Team:UMaryland/Description
Abstract: Alternative methods of plasmid maintenance and PCR amplification accelerate the construction of new biodesigns, reduce cost, and avoid environmental hazards. Plasmids are typically maintained in cells by encoding enzymes that hydrolyze or otherwise detoxify antibiotics added to the medium. However, this process carries an inherent risk for spreading antibiotic resistance to native bacterial populations through lateral gene transfer. The Hok-Sok toxin-antitoxin system, a natural internal maintenance cassette relying on internal mRNA silencing, presents an alternative to common antibiotic-based methods since it does not rely on exogenous drugs. We are also developing an integrated, microcontrolled thermocycler using common household components. Using nichrome wire and a motorized fan for air circulation, the programmable prototype is an inexpensive, versatile thermocycler or plate incubator. Because the material and construction costs are a fraction of dedicated instruments, the newly developed unit will find broad application among nascent synthetic biologists in underfunded environments.
Antibiotic resistance is a necessary selection factor for transgenic bacteria using plasmids as vectors. This staple of genetic engineering has been met with opposition with valid claims that the addition of antibiotics to the environment harms native species and poses a risk to unwanted antibiotic resistance through lateral gene transfer.
The Hok/Sok system has naturally evolved in bacteria as a means of plasmid retention, and is capable of addressing the issue by providing a selection factor for plasmid retention without the dangers of antibiotics and risk of lateral gene transfer. The Hok (host killing) gene codes for a mRNA which lies dormant in its initial secondary structure. As it is degraded by exonuclease, it assumes a translatable secondary structure which produces an apoptosis triggering protein. The Sok (suppression of killing) gene codes for a mRNA transcript that binds to the Hok mRNA, preventing it from being translated. The complex is eventually degraded by nuclease. Hok has a half life of 20 minutes, while Sok has a half life of 30 seconds. As long as both genes are present, the cell remains alive. After cell division, should the cell not retain the plasmid of interest which contains Hok/Sok, Hok mRNA remains the cytoplasm for 20 minutes, while remaining Sok is degraded. Since the cell does not contain a Sok gene, no Sok is being produced to save the cell from being killed by Hok. This system is very similar to current antibiotic resistance systems, only without the necessity for antibiotics themselves, resolving the issue of environmentally safe plasmid retention.
When scientists change the DNA of bacteria, the bacteria don't like it and want to go back to normal. To force the bacteria to stay changed, scientists add antibiotics (the same ones you take when you're sick). Adding a lot of antibiotics can cause problems, like other bacteria getting sick and the bad DNA spreading (which we don't want). To make sure the bacteria stay changed WITHOUT using antibiotics, we developed Hok/Sok. It works the same as antibiotics does. If the bacteria tries to go back to normal, it dies. If the bacteria stays changed, it lives. The only difference between this system and antibiotics is 0% antibiotics are used.

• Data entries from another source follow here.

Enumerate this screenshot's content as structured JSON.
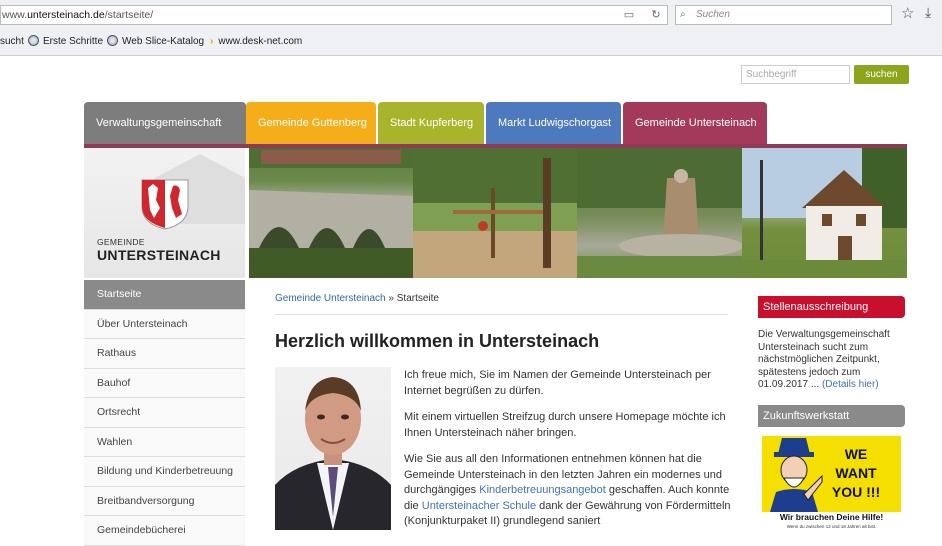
{
  "browser": {
    "url_prefix": "www.",
    "url_host": "untersteinach.de",
    "url_path": "/startseite/",
    "search_placeholder": "Suchen",
    "favorites": [
      {
        "label": "sucht",
        "icon": "none"
      },
      {
        "label": "Erste Schritte",
        "icon": "globe-icon"
      },
      {
        "label": "Web Slice-Katalog",
        "icon": "globe-icon"
      },
      {
        "label": "www.desk-net.com",
        "icon": "chevron-icon"
      }
    ]
  },
  "site_search": {
    "placeholder": "Suchbegriff",
    "button_label": "suchen",
    "button_color": "#8da51b"
  },
  "nav_tabs": [
    {
      "label": "Verwaltungsgemeinschaft",
      "color": "#7d7d7d"
    },
    {
      "label": "Gemeinde Guttenberg",
      "color": "#f5ad1a"
    },
    {
      "label": "Stadt Kupferberg",
      "color": "#a8b52a"
    },
    {
      "label": "Markt Ludwigschorgast",
      "color": "#4d79bd"
    },
    {
      "label": "Gemeinde Untersteinach",
      "color": "#a33a5c"
    }
  ],
  "logo": {
    "small": "GEMEINDE",
    "big": "UNTERSTEINACH"
  },
  "sidebar": {
    "items": [
      {
        "label": "Startseite",
        "active": true
      },
      {
        "label": "Über Untersteinach"
      },
      {
        "label": "Rathaus"
      },
      {
        "label": "Bauhof"
      },
      {
        "label": "Ortsrecht"
      },
      {
        "label": "Wahlen"
      },
      {
        "label": "Bildung und Kinderbetreuung"
      },
      {
        "label": "Breitbandversorgung"
      },
      {
        "label": "Gemeindebücherei"
      }
    ]
  },
  "main": {
    "breadcrumb_link": "Gemeinde Untersteinach",
    "breadcrumb_sep": " » ",
    "breadcrumb_current": "Startseite",
    "title": "Herzlich willkommen in Untersteinach",
    "p1": "Ich freue mich, Sie im Namen der Gemeinde Untersteinach per Internet begrüßen zu dürfen.",
    "p2": "Mit einem virtuellen Streifzug durch unsere Homepage möchte ich Ihnen Untersteinach näher bringen.",
    "p3_a": "Wie Sie aus all den Informationen entnehmen können hat die Gemeinde Untersteinach in den letzten Jahren ein modernes und durchgängiges ",
    "p3_link1": "Kinderbetreuungsangebot",
    "p3_b": " geschaffen. Auch konnte die ",
    "p3_link2": "Untersteinacher Schule",
    "p3_c": " dank der Gewährung von Fördermitteln (Konjunkturpaket II) grundlegend saniert"
  },
  "right": {
    "box1_title": "Stellenausschreibung",
    "box1_color": "#c8102e",
    "box1_text": "Die Verwaltungsgemeinschaft Untersteinach sucht zum nächstmöglichen Zeitpunkt, spätestens jedoch zum 01.09.2017 ... ",
    "box1_link": "(Details hier)",
    "box2_title": "Zukunftswerkstatt",
    "box2_color": "#8a8a8a",
    "poster_line1": "WE",
    "poster_line2": "WANT",
    "poster_line3": "YOU !!!",
    "poster_sub": "Wir brauchen Deine Hilfe!",
    "poster_sub2": "Wenn du zwischen 12 und 18 Jahren alt bist."
  }
}
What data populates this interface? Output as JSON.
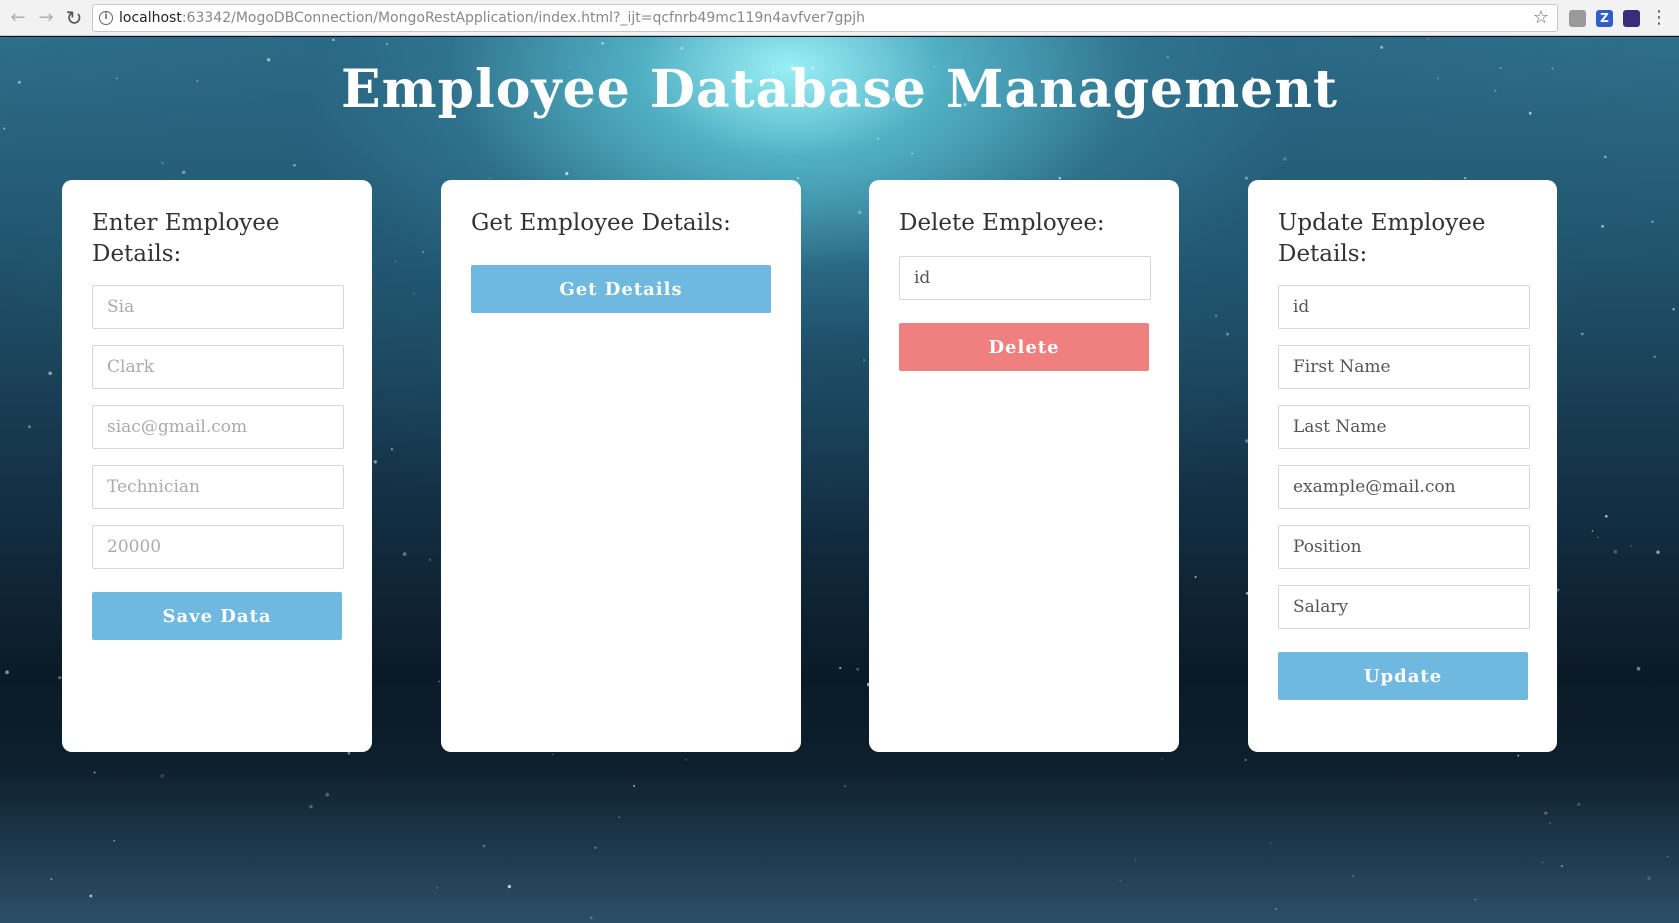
{
  "browser": {
    "url_host": "localhost",
    "url_rest": ":63342/MogoDBConnection/MongoRestApplication/index.html?_ijt=qcfnrb49mc119n4avfver7gpjh",
    "back_icon": "arrow-left-icon",
    "forward_icon": "arrow-right-icon",
    "reload_icon": "reload-icon",
    "star_icon": "star-icon",
    "menu_icon": "kebab-menu-icon",
    "ext2_letter": "Z"
  },
  "page": {
    "title": "Employee Database Management"
  },
  "cards": {
    "enter": {
      "title": "Enter Employee Details:",
      "placeholders": [
        "Sia",
        "Clark",
        "siac@gmail.com",
        "Technician",
        "20000"
      ],
      "button": "Save Data",
      "button_color": "#6fb8df"
    },
    "get": {
      "title": "Get Employee Details:",
      "button": "Get Details",
      "button_color": "#6fb8df"
    },
    "delete": {
      "title": "Delete Employee:",
      "placeholders": [
        "id"
      ],
      "button": "Delete",
      "button_color": "#f08080"
    },
    "update": {
      "title": "Update Employee Details:",
      "placeholders": [
        "id",
        "First Name",
        "Last Name",
        "example@mail.con",
        "Position",
        "Salary"
      ],
      "button": "Update",
      "button_color": "#6fb8df"
    }
  }
}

PCR is often a common tool in the laboratory environment. It is also a vital component in DNA amplification and any cloning procedure. However the majority of theses devices are bulky expensive machines that are rarely seen outside of bio based labs. This was the premise for the development of CHIP or Cheap Homemade Innovative PCR, development of a compact PCR machine that was as fast and proficient at amplifying DNA as lab based machines but for the fraction of the price and for teaching based applications. We are proud to say that we have been able to design a machine that will be completely open source and able to serve as a platform for DIY cloning procedures.